So would that make a circuit consisting of 3 phase conductors and a neutral that is supplied by a transformer connection like below NOT a MWBC?
Supplying loads B-N is discouraged. 240.15(B) requires a 3 pole breaker, so the handle tie question is moot.
10A in your example, assuming identical loads A-N and C-N (no phase difference). Then looking at just the paired loads A-N and C-N, they produce currents of (10, 0, 10) on (A, N, C). Looking just at the 10A load B-N, it produces currents of (10, 10) on (B, N). In general you'd have to add the currents on the neutral vectorially, but as one of the neutral currents is 0, the sum is just 10A.
Yeah, 10 on the grounded conductor with all 3 phases loaded at 10 amps makes sense. Now what if we load A-N at 10, and B-N at 10 and C-N is at ZERO. Really with only those two loaded we kind of have a 2 phase 3 wire circuit. A-N and B-N are 90 degrees apart.
Yes, assuming the current-voltage phase shift on the A-N load and the (discouraged) B-N load are the same, the currents are 90 degrees apart. So then vectorially 10A + 10A = 14.1A, the vector addition is an isosceles right triangle.
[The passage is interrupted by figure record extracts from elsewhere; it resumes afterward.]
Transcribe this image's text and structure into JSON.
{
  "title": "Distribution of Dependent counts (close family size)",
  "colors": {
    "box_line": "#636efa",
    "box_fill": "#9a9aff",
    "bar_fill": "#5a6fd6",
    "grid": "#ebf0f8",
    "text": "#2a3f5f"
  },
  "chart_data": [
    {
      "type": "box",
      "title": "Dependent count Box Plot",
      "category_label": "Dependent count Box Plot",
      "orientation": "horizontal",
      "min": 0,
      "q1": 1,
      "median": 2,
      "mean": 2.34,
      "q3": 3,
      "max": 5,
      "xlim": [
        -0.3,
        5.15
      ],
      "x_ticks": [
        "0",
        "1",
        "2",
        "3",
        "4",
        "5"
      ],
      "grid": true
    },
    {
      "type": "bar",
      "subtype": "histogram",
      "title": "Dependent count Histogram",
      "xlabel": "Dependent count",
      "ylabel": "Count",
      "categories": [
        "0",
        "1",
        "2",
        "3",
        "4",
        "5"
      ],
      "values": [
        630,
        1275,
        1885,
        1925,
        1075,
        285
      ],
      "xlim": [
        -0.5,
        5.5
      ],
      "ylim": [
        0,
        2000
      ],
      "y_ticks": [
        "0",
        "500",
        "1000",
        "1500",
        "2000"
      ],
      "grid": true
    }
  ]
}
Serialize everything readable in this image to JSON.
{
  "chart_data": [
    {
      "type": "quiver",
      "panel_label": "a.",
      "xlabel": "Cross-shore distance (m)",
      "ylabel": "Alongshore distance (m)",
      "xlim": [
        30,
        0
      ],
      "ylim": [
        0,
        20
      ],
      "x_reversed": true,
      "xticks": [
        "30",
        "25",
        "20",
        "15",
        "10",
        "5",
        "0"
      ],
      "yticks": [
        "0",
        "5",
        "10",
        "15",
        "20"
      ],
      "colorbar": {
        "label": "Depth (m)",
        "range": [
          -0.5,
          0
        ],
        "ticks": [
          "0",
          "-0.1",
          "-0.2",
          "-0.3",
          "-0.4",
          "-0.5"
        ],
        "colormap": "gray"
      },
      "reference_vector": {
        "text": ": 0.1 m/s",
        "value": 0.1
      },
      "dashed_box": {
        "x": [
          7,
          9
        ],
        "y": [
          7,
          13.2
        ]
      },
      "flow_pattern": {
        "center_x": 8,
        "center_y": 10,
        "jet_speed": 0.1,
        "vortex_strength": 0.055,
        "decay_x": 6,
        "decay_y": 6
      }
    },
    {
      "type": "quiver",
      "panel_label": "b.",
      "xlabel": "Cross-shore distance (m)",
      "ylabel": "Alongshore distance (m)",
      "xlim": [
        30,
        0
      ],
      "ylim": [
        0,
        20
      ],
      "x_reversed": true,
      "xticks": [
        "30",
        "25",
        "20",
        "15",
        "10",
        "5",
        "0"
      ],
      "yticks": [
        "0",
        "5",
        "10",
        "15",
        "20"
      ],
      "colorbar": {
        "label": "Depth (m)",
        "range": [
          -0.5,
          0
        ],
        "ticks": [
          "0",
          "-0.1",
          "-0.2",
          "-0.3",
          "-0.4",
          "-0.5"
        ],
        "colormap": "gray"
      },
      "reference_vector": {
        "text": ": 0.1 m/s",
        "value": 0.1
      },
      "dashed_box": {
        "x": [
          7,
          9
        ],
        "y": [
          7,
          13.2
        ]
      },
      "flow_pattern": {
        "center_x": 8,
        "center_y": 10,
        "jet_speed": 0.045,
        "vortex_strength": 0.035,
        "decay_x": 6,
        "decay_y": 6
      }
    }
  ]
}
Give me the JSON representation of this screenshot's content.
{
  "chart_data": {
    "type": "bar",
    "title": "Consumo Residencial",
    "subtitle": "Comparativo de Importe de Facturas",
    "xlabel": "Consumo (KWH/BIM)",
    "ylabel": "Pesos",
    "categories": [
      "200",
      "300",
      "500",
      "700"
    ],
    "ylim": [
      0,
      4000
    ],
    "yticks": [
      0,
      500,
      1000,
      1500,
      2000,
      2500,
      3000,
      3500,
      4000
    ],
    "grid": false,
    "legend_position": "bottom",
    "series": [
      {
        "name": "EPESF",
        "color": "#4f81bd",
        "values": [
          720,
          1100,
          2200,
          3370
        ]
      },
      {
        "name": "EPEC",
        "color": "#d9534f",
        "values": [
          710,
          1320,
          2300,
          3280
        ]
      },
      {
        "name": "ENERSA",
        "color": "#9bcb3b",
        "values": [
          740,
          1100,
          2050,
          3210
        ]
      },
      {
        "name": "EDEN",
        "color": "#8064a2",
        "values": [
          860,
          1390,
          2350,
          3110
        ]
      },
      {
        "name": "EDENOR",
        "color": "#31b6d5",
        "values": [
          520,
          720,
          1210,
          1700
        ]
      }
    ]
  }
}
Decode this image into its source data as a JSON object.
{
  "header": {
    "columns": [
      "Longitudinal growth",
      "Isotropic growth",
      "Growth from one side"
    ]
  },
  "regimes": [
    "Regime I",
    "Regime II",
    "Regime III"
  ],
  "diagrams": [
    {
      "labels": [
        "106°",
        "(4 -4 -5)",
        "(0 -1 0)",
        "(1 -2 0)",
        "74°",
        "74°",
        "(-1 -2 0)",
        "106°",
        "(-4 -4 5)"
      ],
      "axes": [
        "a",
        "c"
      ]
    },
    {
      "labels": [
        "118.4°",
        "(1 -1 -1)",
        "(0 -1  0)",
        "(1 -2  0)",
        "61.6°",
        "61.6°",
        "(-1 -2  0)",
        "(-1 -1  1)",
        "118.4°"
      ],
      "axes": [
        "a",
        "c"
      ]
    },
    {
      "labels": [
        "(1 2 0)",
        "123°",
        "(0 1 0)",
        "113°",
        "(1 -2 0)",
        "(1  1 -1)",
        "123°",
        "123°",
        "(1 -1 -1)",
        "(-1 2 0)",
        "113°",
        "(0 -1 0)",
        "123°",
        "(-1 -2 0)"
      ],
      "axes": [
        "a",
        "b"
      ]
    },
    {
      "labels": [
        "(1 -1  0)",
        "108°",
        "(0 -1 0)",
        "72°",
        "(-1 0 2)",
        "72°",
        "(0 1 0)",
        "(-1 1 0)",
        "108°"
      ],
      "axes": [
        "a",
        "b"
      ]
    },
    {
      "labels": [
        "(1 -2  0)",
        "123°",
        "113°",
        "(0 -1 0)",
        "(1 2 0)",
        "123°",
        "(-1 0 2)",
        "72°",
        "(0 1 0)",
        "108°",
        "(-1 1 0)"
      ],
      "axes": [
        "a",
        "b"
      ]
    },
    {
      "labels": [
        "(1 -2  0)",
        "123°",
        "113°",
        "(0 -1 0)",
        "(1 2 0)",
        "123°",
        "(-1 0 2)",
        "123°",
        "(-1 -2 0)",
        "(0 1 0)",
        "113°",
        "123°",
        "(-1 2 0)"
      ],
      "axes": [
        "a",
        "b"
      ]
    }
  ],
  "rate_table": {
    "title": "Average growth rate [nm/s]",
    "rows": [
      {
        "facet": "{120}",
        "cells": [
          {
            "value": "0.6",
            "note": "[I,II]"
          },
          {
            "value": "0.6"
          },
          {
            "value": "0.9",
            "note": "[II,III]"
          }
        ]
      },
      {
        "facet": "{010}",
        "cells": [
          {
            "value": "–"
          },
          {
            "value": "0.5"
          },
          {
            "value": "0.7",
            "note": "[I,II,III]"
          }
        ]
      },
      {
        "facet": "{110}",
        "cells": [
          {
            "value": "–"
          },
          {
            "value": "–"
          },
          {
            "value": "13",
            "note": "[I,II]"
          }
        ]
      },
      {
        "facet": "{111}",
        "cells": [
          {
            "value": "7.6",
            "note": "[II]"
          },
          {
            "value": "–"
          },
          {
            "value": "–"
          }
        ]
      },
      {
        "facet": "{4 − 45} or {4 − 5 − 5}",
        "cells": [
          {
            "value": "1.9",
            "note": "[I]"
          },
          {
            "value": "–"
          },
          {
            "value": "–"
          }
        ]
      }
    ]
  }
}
Um, no it doesn't. He has three line-to-neutral loads, but it's not offically an MWBC. 240.15 doesn't cover that situation.
Actually, the part about supply loads A-N, B-N, and C-N came after my comment, but isn't relevant to this question.
No, it says "both manually and automatically." I.e. the breaker trips (automatic), all ungrounded conductors must be opened. You manually move the handle, all ungrounded conductors must be opened.
And you manually move three separate handles at separate times and you still open all ungrounded conductors.